1. Method of locating and clearing sea mines using

• a) one of an unmanned towing vehicle ( 5 ) pulled in an adjustable towing depth search and measurement sonar device ( 6 ) for detecting and locating the mines ( 1 );
• b) an unmanned, from a floating guide platform (10) remote-controlled clearing vehicle (20); such as
• c) a data connection ( 9 ) provided between the towing vehicle ( 5 ) and the guide platform ( 10 ) for transmitting the position data of the mines ( 1 ) determined by the sonar device to the guide platform ( 10 ),
  characterized by the following process steps:
• d) on both sides of a channel to be cleared by mines ( 1 ), navigation transponders ( 2 to 4 ) are placed on the water bottom at larger longitudinal distances (A);
• e) the towing vehicle ( 5 ) pulls the towing sonar ( 6 , 12 , 12 a) through the fairway, whereby
  • e1) the towing vehicle sonar (11) at various positions of the towing vehicle (5), respectively, the distances determined at least three transponders (2 to 4) and transmits the towing vehicle (5) to the data processing system (35) and the towed array sonar (6):
  • e2) measures its own towing depth and continuously informs the data processing system ( 35 ) located on the towing vehicle ( 5 );
  • e3) the distances to at least three transponders ( 2 to 4 ) in relation to the towing sonar ( 6 ) are determined and this data is communicated to the data processing system ( 35 );
  • e4) the position of the mine ( 1 ) in relation to the towing sonar ( 6 ) is determined with a mine search sonar ( 12 a) and communicates these mine coordinates to the data processing system ( 35 );
• f) the data processing system ( 35 ) calculates:
  • f1) from the data of the towing vehicle sonar ( 11 ) the mutual position of the transponders ( 2 to 4 ) or the position of the transponders in a suitable transponder coordinate system;
  • f2) from the towing depth of the towing sonar ( 6 ) and the transponder distances to the towing sonar ( 6 ) the position of the towing sonar ( 12 a) in the transponder coordinate system; and
  • f3) from the coordinates of the mine ( 1 ) provided by the mine search sonar ( 12 a), their relative position in relation to the transponders ( 2 to 4 );
• g) the towing vehicle ( 5 ) transmits the position data of the transponders ( 2 to 4 ) and the position data of the mine ( 1 ) in the coordinate system of the transponders ( 2 to 4 ) to the guide platform ( 10 ) for the clearing vehicle ( 20 );
• h) the guide platform ( 10 ) steers the clearing vehicle ( 20 ) in the vicinity of the transponders ( 2 to 4 ) and from there towards the mine ( 1 ), the position of which was determined in step (f);
• i) the clearing vehicle ( 20 ) makes the mine ( 1 ) harmless.

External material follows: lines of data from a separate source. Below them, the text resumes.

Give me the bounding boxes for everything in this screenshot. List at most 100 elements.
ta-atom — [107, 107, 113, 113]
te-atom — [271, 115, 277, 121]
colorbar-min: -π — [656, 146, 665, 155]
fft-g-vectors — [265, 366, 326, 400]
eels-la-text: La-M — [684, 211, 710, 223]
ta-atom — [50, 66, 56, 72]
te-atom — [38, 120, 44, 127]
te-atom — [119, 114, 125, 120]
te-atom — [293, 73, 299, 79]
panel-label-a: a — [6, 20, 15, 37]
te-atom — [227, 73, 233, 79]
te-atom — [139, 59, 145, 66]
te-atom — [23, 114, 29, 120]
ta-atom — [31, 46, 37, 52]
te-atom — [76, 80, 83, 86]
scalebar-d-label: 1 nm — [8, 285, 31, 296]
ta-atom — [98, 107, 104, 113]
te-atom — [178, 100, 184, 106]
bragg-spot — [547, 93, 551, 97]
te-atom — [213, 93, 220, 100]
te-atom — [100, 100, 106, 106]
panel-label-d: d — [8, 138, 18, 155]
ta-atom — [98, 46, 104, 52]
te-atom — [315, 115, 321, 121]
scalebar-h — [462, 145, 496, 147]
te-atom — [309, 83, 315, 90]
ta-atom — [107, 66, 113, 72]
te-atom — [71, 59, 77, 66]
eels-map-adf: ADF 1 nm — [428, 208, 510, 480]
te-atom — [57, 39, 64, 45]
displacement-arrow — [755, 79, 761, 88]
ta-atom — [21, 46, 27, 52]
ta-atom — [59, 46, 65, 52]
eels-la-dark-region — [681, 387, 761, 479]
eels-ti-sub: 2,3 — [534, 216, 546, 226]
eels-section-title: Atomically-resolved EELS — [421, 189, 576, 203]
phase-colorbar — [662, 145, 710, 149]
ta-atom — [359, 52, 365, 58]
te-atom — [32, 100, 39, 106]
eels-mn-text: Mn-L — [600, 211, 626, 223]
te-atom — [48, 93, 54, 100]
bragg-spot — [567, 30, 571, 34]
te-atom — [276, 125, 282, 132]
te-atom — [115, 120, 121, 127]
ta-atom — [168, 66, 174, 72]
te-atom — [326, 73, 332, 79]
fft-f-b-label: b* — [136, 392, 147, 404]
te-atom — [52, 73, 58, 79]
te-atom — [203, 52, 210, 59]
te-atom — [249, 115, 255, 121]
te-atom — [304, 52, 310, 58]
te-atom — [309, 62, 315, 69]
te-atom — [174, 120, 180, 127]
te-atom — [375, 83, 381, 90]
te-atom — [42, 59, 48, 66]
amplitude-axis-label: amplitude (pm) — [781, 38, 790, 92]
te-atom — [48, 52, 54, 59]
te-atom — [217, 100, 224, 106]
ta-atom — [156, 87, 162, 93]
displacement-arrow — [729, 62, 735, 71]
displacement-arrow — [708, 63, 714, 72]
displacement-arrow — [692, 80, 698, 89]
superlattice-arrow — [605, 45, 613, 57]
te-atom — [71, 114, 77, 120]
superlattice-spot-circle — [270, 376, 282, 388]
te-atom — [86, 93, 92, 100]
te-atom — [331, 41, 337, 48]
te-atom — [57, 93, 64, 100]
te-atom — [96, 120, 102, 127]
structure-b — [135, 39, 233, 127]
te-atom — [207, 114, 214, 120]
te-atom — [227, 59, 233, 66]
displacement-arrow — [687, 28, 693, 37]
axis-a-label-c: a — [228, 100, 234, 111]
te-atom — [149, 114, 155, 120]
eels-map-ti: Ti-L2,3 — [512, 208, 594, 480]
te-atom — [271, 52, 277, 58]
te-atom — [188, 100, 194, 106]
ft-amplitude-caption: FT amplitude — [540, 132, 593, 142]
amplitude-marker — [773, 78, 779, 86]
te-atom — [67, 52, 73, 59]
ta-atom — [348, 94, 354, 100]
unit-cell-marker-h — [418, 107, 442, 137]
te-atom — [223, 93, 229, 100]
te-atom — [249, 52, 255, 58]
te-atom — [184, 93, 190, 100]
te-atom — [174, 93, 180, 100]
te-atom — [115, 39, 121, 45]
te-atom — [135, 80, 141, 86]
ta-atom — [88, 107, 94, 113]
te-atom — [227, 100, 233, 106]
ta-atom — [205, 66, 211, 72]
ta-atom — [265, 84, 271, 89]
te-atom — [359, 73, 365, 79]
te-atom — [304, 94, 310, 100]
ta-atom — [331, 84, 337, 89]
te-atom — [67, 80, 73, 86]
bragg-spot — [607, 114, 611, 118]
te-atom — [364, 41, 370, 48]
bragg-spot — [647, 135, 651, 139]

2. The method according to claim 1, characterized in that a vehicle of the same type is used to deposit the transponders ( 2 to 4 ) as it later serves as a towing vehicle ( 5 ) for the towing sonar ( 6 ). 3. The method according to claim 1 or 2, characterized in that the data processing system ( 35 ) of the towing vehicle ( 5 ) using means ( 7 , 8 ) for determining the geographic position, the geographic position of the mine ( 1 ) and the guide platform ( 10 ) notifies. 4. The method according to claim 3, characterized in that the means for determining the own position of the towing vehicle ( 5 ) have a GPS receiver. 5. The method according to claim 3 or 4, characterized in that on the towing vehicle ( 5 ) an inertial sensor device, preferably a laser gyro device ( 8 ), is provided for determining the direction and / or speed of the towing vehicle ( 5 ).